I. L’aporie du lien social sous l’hypothèse d’une naturalisation de la valeur
4Les individus n’ont aucun lien social, mais ils ont une nature commune appelée utilité qui leur est innée. Le rapport du sujet à son désir, est supposé donné. En outre, les individus connaissent parfaitement les caractéristiques de la totalité des objets qu’ils sont susceptibles d’échanger. Cette connaissance parfaite s’étend aux biens futurs. Ces hypothèses font de chaque individu un être calculateur hors société, recherchant son utilité optimale. Milton FRIEDMAN dans « free to choose », dit clairement que sous l’hypothèse d’une naturalité de la valeur, le mécanisme anonyme du marché permet aux individus de ne pas avoir de rapports directs, de se concentrer sur leurs désirs d’objets bornés par des contraintes naturelles de rareté. Encore faut-il comprendre comment les individus doivent se comporter pour parvenir à une cohérence appelée équilibre, la seule qui permette d’éviter toute interaction entre individus.
5En effet, il faut une logique découverte des prix d’équilibre présents et futurs pour que l’équilibre général des marchés puisse être atteint. WALRAS fut le premier à poser le problème en terme normatif. Il est nécessaire que le système des marchés obéisse à la logique d’un acteur collectif métaphorique, le Secrétaire de Marché. Cela n’est possible que si les individus tiennent les prix pour fixes à chaque étape de l’ajustement walrasien. Bien que les prix bougent dans le tâtonnement vers l’équilibre, les individus ne cherchent pas à agir stratégiquement sur les prix. Ils recalculent leurs offres et leurs demandes de biens présents et futurs aux prix affichés à chaque étape. La démonstration mathématique que cette logique aboutit à un équilibre général a été faite par Arrow DEBREU en 1954. L’équilibre général intertemporel existe si tous les individus sont placés dans ces conditions. Mais elles sont séparées de toute réalité empirique.

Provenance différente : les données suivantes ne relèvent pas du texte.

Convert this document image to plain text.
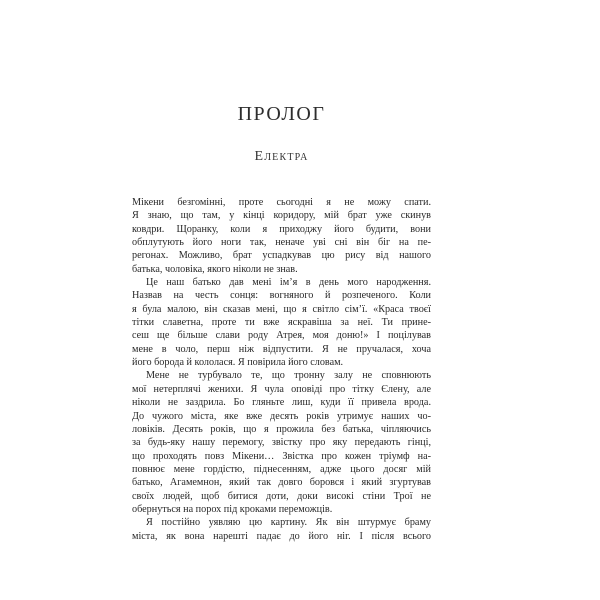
ПРОЛОГ
Електра
Мікени безгомінні, проте сьогодні я не можу спати.
Я знаю, що там, у кінці коридору, мій брат уже скинув
ковдри. Щоранку, коли я приходжу його будити, вони
обплутують його ноги так, неначе уві сні він біг на пе-
регонах. Можливо, брат успадкував цю рису від нашого
батька, чоловіка, якого ніколи не знав.
Це наш батько дав мені ім’я в день мого народження.
Назвав на честь сонця: вогняного й розпеченого. Коли
я була малою, він сказав мені, що я світло сім’ї. «Краса твоєї
тітки славетна, проте ти вже яскравіша за неї. Ти прине-
сеш ще більше слави роду Атрея, моя доню!» І поцілував
мене в чоло, перш ніж відпустити. Я не пручалася, хоча
його борода й кололася. Я повірила його словам.
Мене не турбувало те, що тронну залу не сповнюють
мої нетерплячі женихи. Я чула оповіді про тітку Єлену, але
ніколи не заздрила. Бо гляньте лиш, куди її привела врода.
До чужого міста, яке вже десять років утримує наших чо-
ловіків. Десять років, що я прожила без батька, чіпляючись
за будь-яку нашу перемогу, звістку про яку передають гінці,
що проходять повз Мікени… Звістка про кожен тріумф на-
повнює мене гордістю, піднесенням, адже цього досяг мій
батько, Агамемнон, який так довго боровся і який згуртував
своїх людей, щоб битися доти, доки високі стіни Трої не
обернуться на порох під кроками переможців.
Я постійно уявляю цю картину. Як він штурмує браму
міста, як вона нарешті падає до його ніг. І після всього
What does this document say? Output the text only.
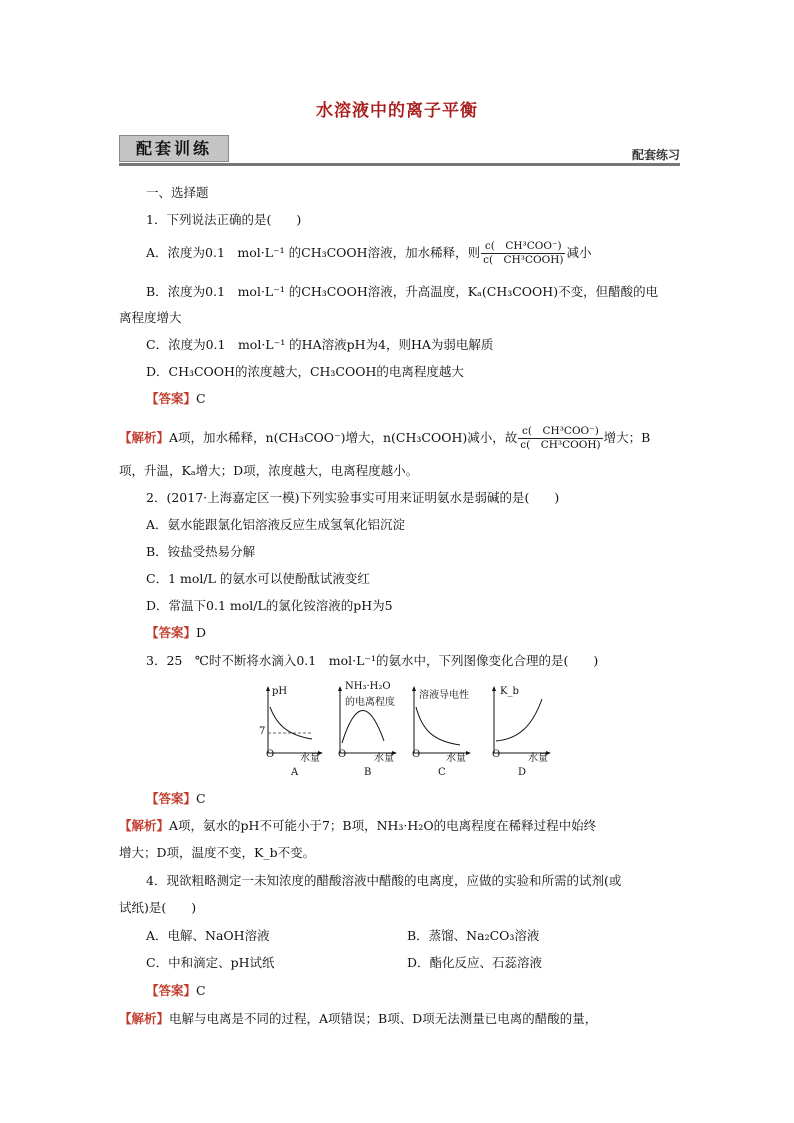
水溶液中的离子平衡
配套训练	配套练习
一、选择题
1．下列说法正确的是(　　)
A．浓度为0.1　mol·L⁻¹ 的CH₃COOH溶液，加水稀释，则 $\frac{\text{c(　CH³COO⁻)}}{\text{c(　CH³COOH)}}$ 减小
B．浓度为0.1　mol·L⁻¹ 的CH₃COOH溶液，升高温度，Kₐ(CH₃COOH)不变，但醋酸的电
离程度增大
C．浓度为0.1　mol·L⁻¹ 的HA溶液pH为4，则HA为弱电解质
D．CH₃COOH的浓度越大，CH₃COOH的电离程度越大
【答案】C
【解析】A项，加水稀释，n(CH₃COO⁻)增大，n(CH₃COOH)减小，故 $\frac{\text{c(　CH³COO⁻)}}{\text{c(　CH³COOH)}}$ 增大；B
项，升温，Kₐ增大；D项，浓度越大，电离程度越小。
2．(2017·上海嘉定区一模)下列实验事实可用来证明氨水是弱碱的是(　　)
A．氨水能跟氯化铝溶液反应生成氢氧化铝沉淀
B．铵盐受热易分解
C．1 mol/L 的氨水可以使酚酞试液变红
D．常温下0.1 mol/L的氯化铵溶液的pH为5
【答案】D
3．25　℃时不断将水滴入0.1　mol·L⁻¹的氨水中，下列图像变化合理的是(　　)
pH
7
O	水量
A
NH₃·H₂O
的电离程度
O	水量
B
溶液导电性
O	水量
C
K_b
O	水量
D
【答案】C
【解析】A项，氨水的pH不可能小于7；B项，NH₃·H₂O的电离程度在稀释过程中始终
增大；D项，温度不变，K_b不变。
4．现欲粗略测定一未知浓度的醋酸溶液中醋酸的电离度，应做的实验和所需的试剂(或
试纸)是(　　)
A．电解、NaOH溶液	B．蒸馏、Na₂CO₃溶液
C．中和滴定、pH试纸	D．酯化反应、石蕊溶液
【答案】C
【解析】电解与电离是不同的过程，A项错误；B项、D项无法测量已电离的醋酸的量，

6L’Équilibre est-il le meilleur des mondes possibles ? C’est ce qu’affirme l’ultralibéralisme après la contre révolution de REAGAN et THATCHER qui ont instauré l’idéologie du fondamentalisme de marché. Pourtant l’essor de l’économie financiarisée qui a découlé de cette idéologie n’a pas conduit à un état de bien-être social optimal, bien au contraire. Les travaux de PIKETTY et ses collaborateurs montrent que la déformation de la distribution des revenus s’est caractérisée par une stagnation et une baisse dans certaines sous-périodes du salaire réel médian, accompagnée d’une déformation inégalitaire de la distribution des revenus disponibles par tranche de revenu. Ces inégalités sont exacerbées aux États-Unis et amplifiées lorsqu’on passe de la mesure du revenu à celle de la richesse. Ainsi, aux États-Unis, le top 10% de la population capte 50% du revenu net avant impôt et 75% de la richesse.

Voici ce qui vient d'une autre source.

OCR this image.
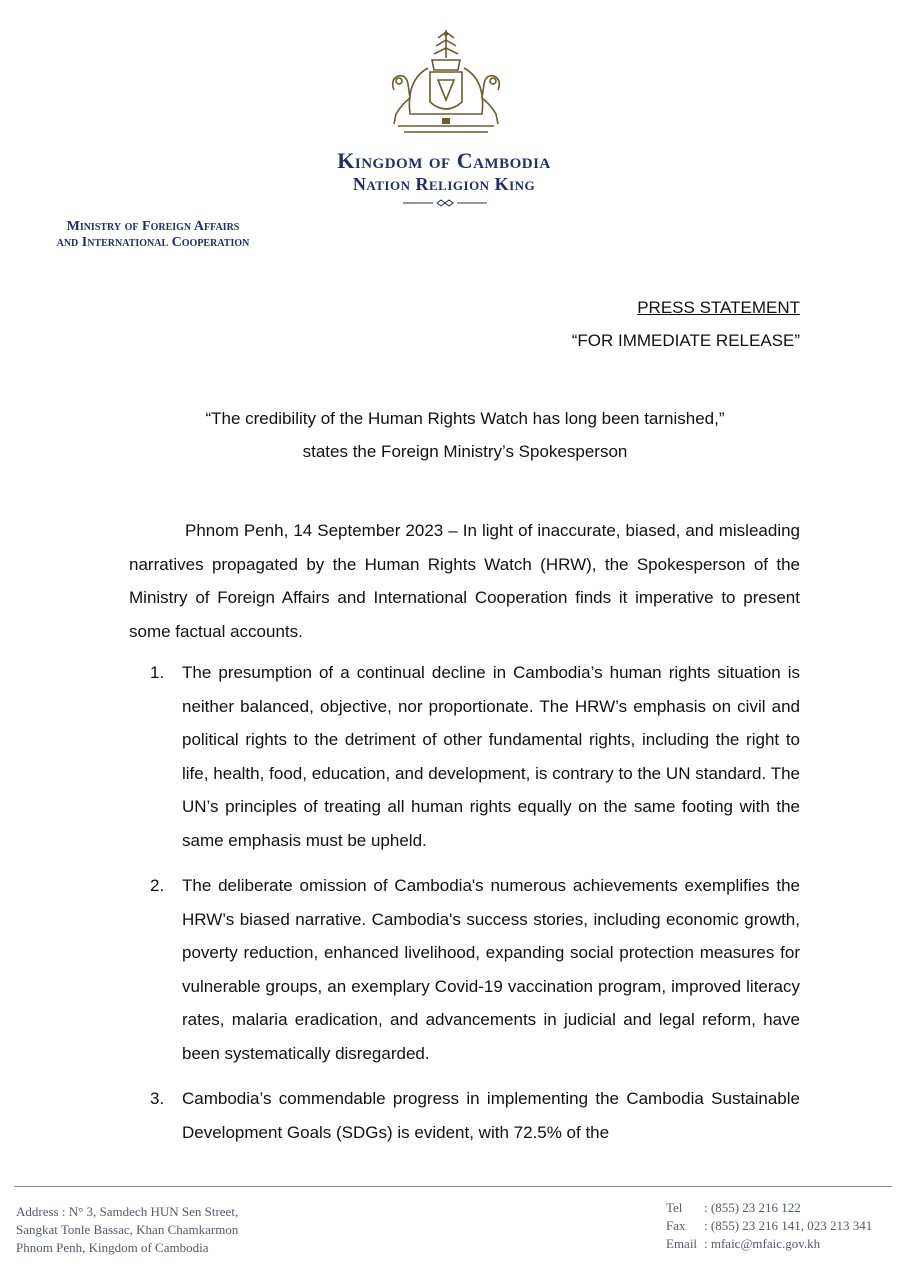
Kingdom of Cambodia
Nation Religion King
Ministry of Foreign Affairs
and International Cooperation
PRESS STATEMENT
“FOR IMMEDIATE RELEASE”
“The credibility of the Human Rights Watch has long been tarnished,”
states the Foreign Ministry’s Spokesperson

Phnom Penh, 14 September 2023 – In light of inaccurate, biased, and misleading narratives propagated by the Human Rights Watch (HRW), the Spokesperson of the Ministry of Foreign Affairs and International Cooperation finds it imperative to present some factual accounts.

1.	The presumption of a continual decline in Cambodia’s human rights situation is neither balanced, objective, nor proportionate. The HRW’s emphasis on civil and political rights to the detriment of other fundamental rights, including the right to life, health, food, education, and development, is contrary to the UN standard. The UN’s principles of treating all human rights equally on the same footing with the same emphasis must be upheld.
2.	The deliberate omission of Cambodia's numerous achievements exemplifies the HRW’s biased narrative. Cambodia's success stories, including economic growth, poverty reduction, enhanced livelihood, expanding social protection measures for vulnerable groups, an exemplary Covid-19 vaccination program, improved literacy rates, malaria eradication, and advancements in judicial and legal reform, have been systematically disregarded.
3.	Cambodia’s commendable progress in implementing the Cambodia Sustainable Development Goals (SDGs) is evident, with 72.5% of the
Address : N° 3, Samdech HUN Sen Street,
Sangkat Tonle Bassac, Khan Chamkarmon
Phnom Penh, Kingdom of Cambodia
Tel	: (855) 23 216 122
Fax	: (855) 23 216 141, 023 213 341
Email : mfaic@mfaic.gov.kh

7Dès lors que l’on a compris que le paradigme de l’économie pure ne peut résoudre aucun des problèmes concernant la répartition des richesses, parce que ces problèmes proviennent de la nature même de l’accumulation capitaliste, on doit affronter la question du choix social. À cet égard l’économie de marché reposant sur les individus séparés est impuissante. En effet, le théorème de Kenneth ARROW (1951) est d’une importance fondamentale. Il stipule qu’il est impossible de construire une fonction collective des intérêts individuels qui soit compatible avec les conditions de cohérence du choix social. Pour que l’économie fasse ce qu’on attend d’elle, c’est-à-dire contribue à promouvoir le progrès inclusif des sociétés, sa compréhension doit être celle d’une science sociale.
II. Hypothèse alternative : dénaturaliser la valeur et conceptualiser la monnaie
8La monnaie régit les rapports économiques. Ceux-ci sont entièrement contenus dans les rapports sociaux. Ils en partagent tous les ressorts. La relation la plus fondamentale dans une société humaine est le langage qui donne sens pour autrui dans le rapport entre signifiant et signifié. Cette relation est structurée par la grammaire.

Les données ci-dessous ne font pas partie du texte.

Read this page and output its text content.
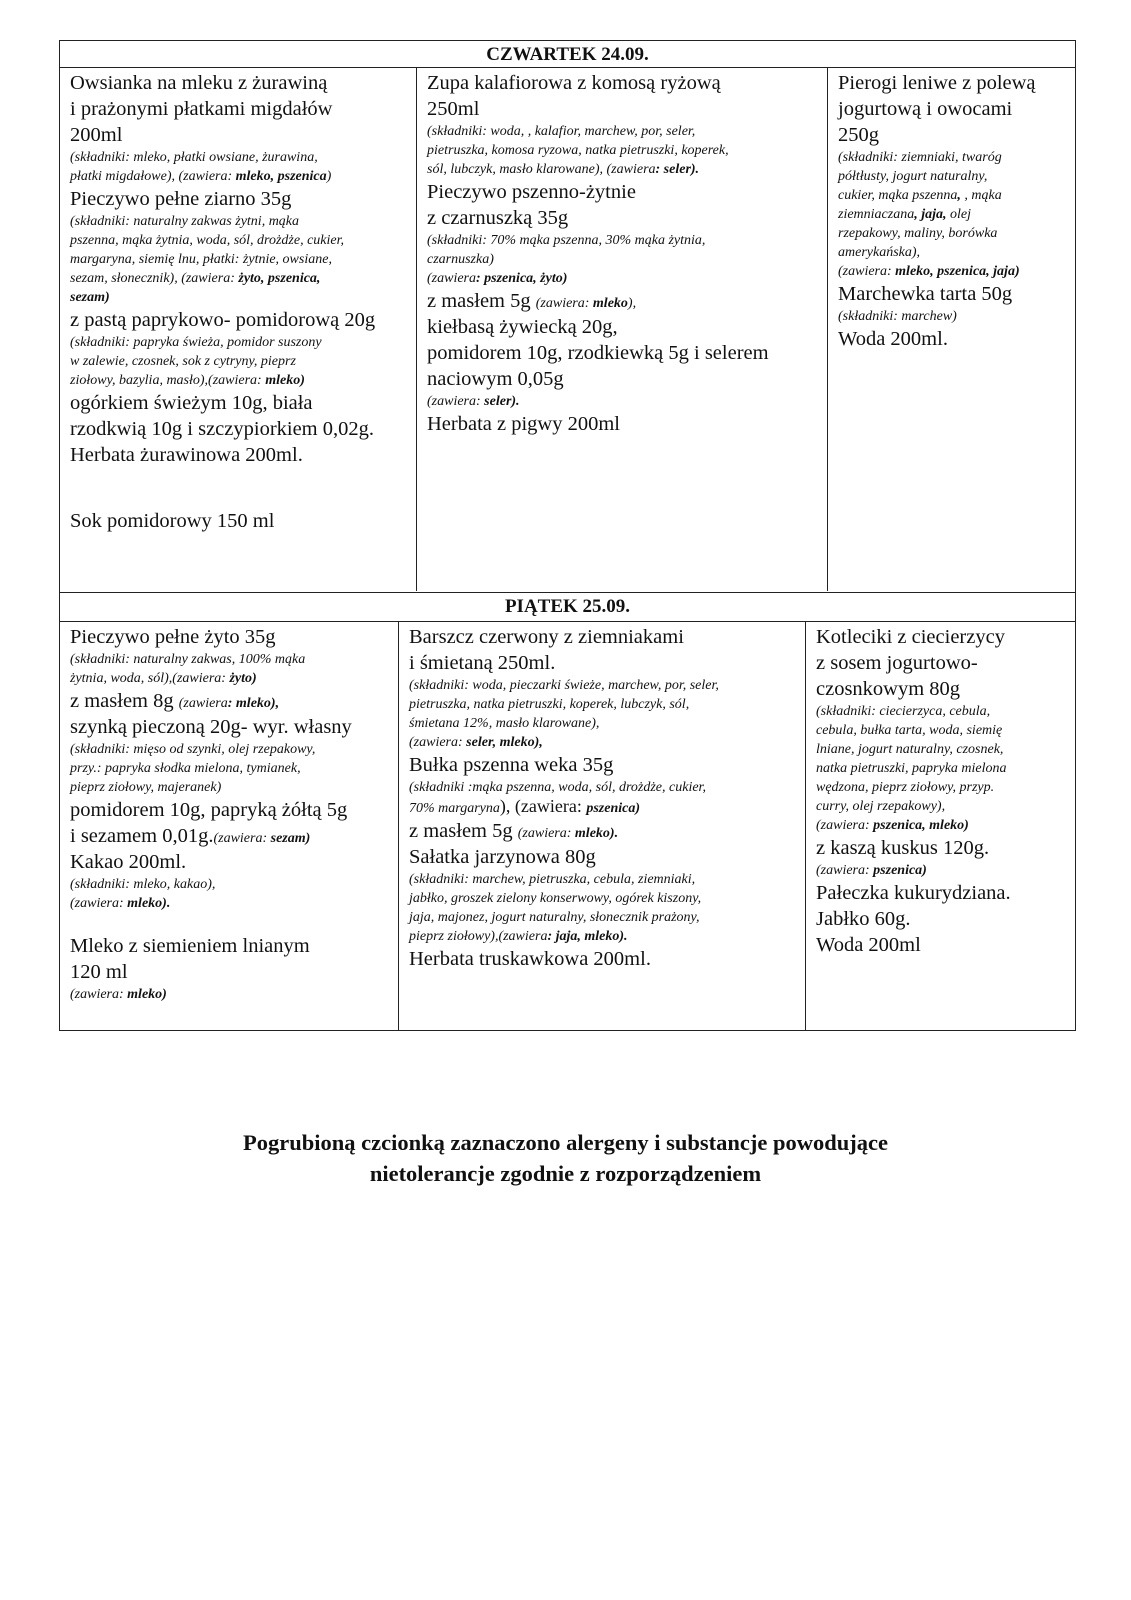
CZWARTEK 24.09.
Owsianka na mleku z żurawiną
i prażonymi płatkami migdałów
200ml
(składniki: mleko, płatki owsiane, żurawina,
płatki migdałowe), (zawiera: mleko, pszenica)
Pieczywo pełne ziarno 35g
(składniki: naturalny zakwas żytni, mąka
pszenna, mąka żytnia, woda, sól, drożdże, cukier,
margaryna, siemię lnu, płatki: żytnie, owsiane,
sezam, słonecznik), (zawiera: żyto, pszenica,
sezam)
z pastą paprykowo- pomidorową 20g
(składniki: papryka świeża, pomidor suszony
w zalewie, czosnek, sok z cytryny, pieprz
ziołowy, bazylia, masło),(zawiera: mleko)
ogórkiem świeżym 10g, biała
rzodkwią 10g i szczypiorkiem 0,02g.
Herbata żurawinowa 200ml.
Sok pomidorowy 150 ml
Zupa kalafiorowa z komosą ryżową
250ml
(składniki: woda, , kalafior, marchew, por, seler,
pietruszka, komosa ryzowa, natka pietruszki, koperek,
sól, lubczyk, masło klarowane), (zawiera: seler).
Pieczywo pszenno-żytnie
z czarnuszką 35g
(składniki: 70% mąka pszenna, 30% mąka żytnia,
czarnuszka)
(zawiera: pszenica, żyto)
z masłem 5g (zawiera: mleko),
kiełbasą żywiecką 20g,
pomidorem 10g, rzodkiewką 5g i selerem
naciowym 0,05g
(zawiera: seler).
Herbata z pigwy 200ml
Pierogi leniwe z polewą
jogurtową i owocami
250g
(składniki: ziemniaki, twaróg
półtłusty, jogurt naturalny,
cukier, mąka pszenna, , mąka
ziemniaczana, jaja, olej
rzepakowy, maliny, borówka
amerykańska),
(zawiera: mleko, pszenica, jaja)
Marchewka tarta 50g
(składniki: marchew)
Woda 200ml.
PIĄTEK 25.09.
Pieczywo pełne żyto 35g
(składniki: naturalny zakwas, 100% mąka
żytnia, woda, sól),(zawiera: żyto)
z masłem 8g (zawiera: mleko),
szynką pieczoną 20g- wyr. własny
(składniki: mięso od szynki, olej rzepakowy,
przy.: papryka słodka mielona, tymianek,
pieprz ziołowy, majeranek)
pomidorem 10g, papryką żółtą 5g
i sezamem 0,01g.(zawiera: sezam)
Kakao 200ml.
(składniki: mleko, kakao),
(zawiera: mleko).
Mleko z siemieniem lnianym
120 ml
(zawiera: mleko)
Barszcz czerwony z ziemniakami
i śmietaną 250ml.
(składniki: woda, pieczarki świeże, marchew, por, seler,
pietruszka, natka pietruszki, koperek, lubczyk, sól,
śmietana 12%, masło klarowane),
(zawiera: seler, mleko),
Bułka pszenna weka 35g
(składniki :mąka pszenna, woda, sól, drożdże, cukier,
70% margaryna), (zawiera: pszenica)
z masłem 5g (zawiera: mleko).
Sałatka jarzynowa 80g
(składniki: marchew, pietruszka, cebula, ziemniaki,
jabłko, groszek zielony konserwowy, ogórek kiszony,
jaja, majonez, jogurt naturalny, słonecznik prażony,
pieprz ziołowy),(zawiera: jaja, mleko).
Herbata truskawkowa 200ml.
Kotleciki z ciecierzycy
z sosem jogurtowo-
czosnkowym 80g
(składniki: ciecierzyca, cebula,
cebula, bułka tarta, woda, siemię
lniane, jogurt naturalny, czosnek,
natka pietruszki, papryka mielona
wędzona, pieprz ziołowy, przyp.
curry, olej rzepakowy),
(zawiera: pszenica, mleko)
z kaszą kuskus 120g.
(zawiera: pszenica)
Pałeczka kukurydziana.
Jabłko 60g.
Woda 200ml
Pogrubioną czcionką zaznaczono alergeny i substancje powodujące
nietolerancje zgodnie z rozporządzeniem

9Le sens pour autrui dans l’ordre économique est la valeur qui est le langage du nombre dont la forme est la monnaie. La grammaire de la monnaie est la comptabilité. La relation quotidienne par laquelle le langage de la monnaie est pratiqué est le paiement qui réalise la valeur des biens dans les échanges. C’est le paiement qui réalise la valeur pour autrui, comme c’est la locution qui produit le sens. La relation entre monnaie et objet marchand est équivalente à la relation entre signifiant et signifié. En tant que signifiant de la valeur des marchandises, la monnaie établit l’équivalence permettant de désigner par des unités identiques des biens qualitativement incomparables.
10On peut énoncer que le lien social appelé paiement est ce par quoi la société dans la dimension des rapports économiques (l’ensemble des possesseurs de monnaie) rend à chacun d’entre nous ce qu’elle juge que nous lui avons apporté par notre activité. Le paiement doit être final, c’est-à-dire validé par la société pour réaliser la valeur.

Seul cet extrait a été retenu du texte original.